Diabolic blends trauma, control, and the supernatural into a hallucinatory folk-horror trip. While the film leans heavily on its past timeline, Phillips’ visceral style shines once the weirdness bleeds into the present.

Diabolic (2025) Movie PosterStreaming on VOD (YouTube, Apple TV+)

Aussie-made films can sometimes lean on the outback, or curiosity about Indigenous culture, but Diabolic takes a different path. Though the story plays out in the proverbial outback of Utah, I couldn’t help wondering why foreign investors were more interested in helping Daniel J. Phillips make this film than backing local creators. It’s not a detail worth nitpicking since the movie was shot in the land down under, but it becomes noticeable when the landscape feels slightly wrong for its intended setting. Maybe that’s part of the hallucinatory effect Phillips is aiming for.

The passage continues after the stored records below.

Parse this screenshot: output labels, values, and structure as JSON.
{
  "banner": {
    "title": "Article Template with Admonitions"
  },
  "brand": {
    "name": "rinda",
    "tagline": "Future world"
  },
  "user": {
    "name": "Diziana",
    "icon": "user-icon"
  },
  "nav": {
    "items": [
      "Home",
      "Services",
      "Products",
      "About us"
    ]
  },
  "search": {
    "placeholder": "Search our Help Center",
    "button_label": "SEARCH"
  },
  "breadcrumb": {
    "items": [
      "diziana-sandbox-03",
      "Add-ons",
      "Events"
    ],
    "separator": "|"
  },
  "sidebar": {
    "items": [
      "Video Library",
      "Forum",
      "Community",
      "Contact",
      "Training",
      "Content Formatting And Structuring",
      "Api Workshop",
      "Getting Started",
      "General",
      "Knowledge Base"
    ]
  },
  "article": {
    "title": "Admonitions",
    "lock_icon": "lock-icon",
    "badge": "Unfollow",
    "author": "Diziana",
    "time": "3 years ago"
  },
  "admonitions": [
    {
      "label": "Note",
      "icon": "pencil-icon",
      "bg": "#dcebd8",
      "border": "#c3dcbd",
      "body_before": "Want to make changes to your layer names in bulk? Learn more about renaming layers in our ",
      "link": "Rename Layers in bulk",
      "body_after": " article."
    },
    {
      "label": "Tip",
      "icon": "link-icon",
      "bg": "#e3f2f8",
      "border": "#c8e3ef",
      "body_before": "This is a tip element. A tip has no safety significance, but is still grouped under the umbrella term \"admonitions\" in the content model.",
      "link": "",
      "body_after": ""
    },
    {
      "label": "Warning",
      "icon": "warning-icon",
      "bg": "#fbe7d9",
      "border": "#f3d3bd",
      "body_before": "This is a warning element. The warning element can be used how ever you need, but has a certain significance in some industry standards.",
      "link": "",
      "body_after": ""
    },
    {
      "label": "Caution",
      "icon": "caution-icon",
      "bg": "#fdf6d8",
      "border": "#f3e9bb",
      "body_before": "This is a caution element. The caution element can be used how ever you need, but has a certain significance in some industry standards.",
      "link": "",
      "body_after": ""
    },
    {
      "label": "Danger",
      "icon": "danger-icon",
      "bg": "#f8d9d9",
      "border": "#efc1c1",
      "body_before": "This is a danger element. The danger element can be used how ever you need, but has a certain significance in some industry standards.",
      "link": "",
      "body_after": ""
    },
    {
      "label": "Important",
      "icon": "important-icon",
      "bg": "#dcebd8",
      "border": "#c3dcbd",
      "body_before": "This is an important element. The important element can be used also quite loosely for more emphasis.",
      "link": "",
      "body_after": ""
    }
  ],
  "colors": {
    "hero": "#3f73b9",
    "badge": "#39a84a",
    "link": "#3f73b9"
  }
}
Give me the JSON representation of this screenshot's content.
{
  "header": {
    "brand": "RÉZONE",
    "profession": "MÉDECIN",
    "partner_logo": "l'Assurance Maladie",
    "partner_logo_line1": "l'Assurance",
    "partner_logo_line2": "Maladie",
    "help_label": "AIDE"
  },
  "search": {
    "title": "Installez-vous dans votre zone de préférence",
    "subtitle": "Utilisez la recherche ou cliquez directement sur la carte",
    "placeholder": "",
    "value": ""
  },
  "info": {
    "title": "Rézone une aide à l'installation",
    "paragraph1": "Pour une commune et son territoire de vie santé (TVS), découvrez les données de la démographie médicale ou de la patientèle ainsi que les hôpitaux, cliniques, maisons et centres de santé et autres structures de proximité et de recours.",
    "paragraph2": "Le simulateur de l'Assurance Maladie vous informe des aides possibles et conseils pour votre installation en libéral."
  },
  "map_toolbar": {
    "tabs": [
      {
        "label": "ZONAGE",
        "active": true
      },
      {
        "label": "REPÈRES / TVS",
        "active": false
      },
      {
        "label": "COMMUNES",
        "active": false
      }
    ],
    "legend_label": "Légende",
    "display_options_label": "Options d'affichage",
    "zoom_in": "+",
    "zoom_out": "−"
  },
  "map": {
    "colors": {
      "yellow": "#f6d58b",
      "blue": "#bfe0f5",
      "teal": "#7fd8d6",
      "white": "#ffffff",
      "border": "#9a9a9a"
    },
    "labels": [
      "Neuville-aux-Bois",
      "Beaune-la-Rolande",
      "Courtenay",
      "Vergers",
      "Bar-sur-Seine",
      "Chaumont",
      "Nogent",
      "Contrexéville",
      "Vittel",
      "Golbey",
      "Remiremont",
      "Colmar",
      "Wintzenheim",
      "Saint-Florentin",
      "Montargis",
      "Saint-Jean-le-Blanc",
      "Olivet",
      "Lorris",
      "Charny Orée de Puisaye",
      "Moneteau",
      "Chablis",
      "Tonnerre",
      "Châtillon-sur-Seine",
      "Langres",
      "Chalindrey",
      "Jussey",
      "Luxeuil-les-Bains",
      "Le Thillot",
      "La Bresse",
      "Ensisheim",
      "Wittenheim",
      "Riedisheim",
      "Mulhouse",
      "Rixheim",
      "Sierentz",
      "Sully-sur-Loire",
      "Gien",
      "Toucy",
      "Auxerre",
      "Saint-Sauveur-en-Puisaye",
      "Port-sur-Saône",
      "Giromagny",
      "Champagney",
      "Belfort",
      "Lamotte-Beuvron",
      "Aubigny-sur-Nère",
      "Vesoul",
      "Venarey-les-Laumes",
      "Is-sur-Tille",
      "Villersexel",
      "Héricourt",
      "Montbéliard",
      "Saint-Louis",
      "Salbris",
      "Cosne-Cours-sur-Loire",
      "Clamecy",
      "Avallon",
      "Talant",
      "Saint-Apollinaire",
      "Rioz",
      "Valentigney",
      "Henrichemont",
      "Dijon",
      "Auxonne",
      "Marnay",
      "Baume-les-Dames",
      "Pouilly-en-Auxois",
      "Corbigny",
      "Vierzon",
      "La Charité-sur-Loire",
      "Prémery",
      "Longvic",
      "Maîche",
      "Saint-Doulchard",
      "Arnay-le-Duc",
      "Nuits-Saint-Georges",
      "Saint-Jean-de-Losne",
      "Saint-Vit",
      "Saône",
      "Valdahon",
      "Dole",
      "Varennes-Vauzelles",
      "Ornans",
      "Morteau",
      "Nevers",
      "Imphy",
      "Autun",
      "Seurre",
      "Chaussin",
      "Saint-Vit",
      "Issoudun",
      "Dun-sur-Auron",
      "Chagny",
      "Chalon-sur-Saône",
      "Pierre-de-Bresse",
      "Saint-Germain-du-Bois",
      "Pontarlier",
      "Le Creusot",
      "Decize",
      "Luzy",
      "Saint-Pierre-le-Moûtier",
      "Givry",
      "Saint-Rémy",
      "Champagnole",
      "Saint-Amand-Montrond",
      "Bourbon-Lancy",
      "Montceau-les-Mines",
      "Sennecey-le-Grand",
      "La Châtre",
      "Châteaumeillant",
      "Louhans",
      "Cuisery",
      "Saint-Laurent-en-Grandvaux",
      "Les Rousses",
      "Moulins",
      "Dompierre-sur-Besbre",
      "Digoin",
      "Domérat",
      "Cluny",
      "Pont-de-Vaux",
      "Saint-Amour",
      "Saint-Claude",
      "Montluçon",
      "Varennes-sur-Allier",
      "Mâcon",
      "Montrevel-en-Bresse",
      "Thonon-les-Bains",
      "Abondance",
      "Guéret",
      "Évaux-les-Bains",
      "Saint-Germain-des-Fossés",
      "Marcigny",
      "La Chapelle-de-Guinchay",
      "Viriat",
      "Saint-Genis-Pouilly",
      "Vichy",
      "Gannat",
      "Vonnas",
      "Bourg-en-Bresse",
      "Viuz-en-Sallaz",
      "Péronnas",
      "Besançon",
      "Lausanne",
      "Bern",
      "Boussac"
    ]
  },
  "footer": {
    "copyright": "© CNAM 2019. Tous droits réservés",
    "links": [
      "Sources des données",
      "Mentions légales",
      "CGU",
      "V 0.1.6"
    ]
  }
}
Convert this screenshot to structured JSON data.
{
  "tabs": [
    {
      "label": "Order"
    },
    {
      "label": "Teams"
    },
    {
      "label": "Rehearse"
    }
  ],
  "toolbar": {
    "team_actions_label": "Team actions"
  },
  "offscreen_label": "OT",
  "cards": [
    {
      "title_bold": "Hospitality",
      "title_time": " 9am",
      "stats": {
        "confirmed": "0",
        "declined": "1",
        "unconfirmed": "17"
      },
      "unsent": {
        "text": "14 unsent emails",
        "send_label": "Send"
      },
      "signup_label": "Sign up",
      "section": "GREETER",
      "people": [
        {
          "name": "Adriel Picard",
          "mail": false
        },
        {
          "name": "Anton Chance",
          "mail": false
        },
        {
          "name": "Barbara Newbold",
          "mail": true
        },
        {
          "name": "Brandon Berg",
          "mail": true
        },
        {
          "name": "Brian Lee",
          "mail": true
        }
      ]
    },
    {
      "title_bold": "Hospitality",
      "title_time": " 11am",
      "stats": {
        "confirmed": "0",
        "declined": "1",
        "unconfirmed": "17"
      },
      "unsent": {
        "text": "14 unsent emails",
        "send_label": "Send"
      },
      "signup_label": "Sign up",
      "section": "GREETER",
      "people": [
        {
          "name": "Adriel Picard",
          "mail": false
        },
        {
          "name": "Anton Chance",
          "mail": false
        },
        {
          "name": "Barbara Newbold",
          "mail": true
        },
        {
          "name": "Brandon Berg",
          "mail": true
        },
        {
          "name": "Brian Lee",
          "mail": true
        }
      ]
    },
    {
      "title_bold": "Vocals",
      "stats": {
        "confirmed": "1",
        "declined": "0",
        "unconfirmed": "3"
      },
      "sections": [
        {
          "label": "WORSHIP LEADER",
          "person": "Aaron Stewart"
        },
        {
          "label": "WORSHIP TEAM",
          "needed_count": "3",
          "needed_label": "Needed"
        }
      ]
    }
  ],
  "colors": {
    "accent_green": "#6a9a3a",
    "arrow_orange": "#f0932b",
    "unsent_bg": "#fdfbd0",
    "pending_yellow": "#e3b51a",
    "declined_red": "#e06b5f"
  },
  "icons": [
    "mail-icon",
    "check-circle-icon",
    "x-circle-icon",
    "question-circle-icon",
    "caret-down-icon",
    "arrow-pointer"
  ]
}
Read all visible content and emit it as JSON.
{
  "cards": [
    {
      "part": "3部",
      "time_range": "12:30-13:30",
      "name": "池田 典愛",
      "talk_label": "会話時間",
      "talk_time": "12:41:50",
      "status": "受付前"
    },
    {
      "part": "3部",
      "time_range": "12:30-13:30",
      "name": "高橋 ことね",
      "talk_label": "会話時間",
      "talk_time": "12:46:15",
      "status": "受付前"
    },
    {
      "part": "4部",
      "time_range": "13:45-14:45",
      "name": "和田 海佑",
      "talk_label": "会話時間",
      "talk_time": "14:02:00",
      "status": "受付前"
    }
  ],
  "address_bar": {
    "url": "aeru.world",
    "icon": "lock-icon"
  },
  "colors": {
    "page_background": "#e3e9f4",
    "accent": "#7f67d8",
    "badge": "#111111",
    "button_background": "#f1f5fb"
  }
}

After Elise (Elizabeth Cullen, The Bureau of Magical Things) leaves The Church of Jesus Christ of Latter-day Saints, she thinks she’s safe. She’s moved on, but the nightmares keep coming. Elise has PTSD, and that’s the terrain the film explores more than anything else. Thankfully, her boyfriend Adam (John Kim, The Librarians) and her adoptive sister Gwen (Mia Challis, Outer Banks) are understanding. Trouble starts when they take a camping trip to get away and bring drugs along, hoping to knock down the walls Elise has built so she can finally feel whole and free from her past.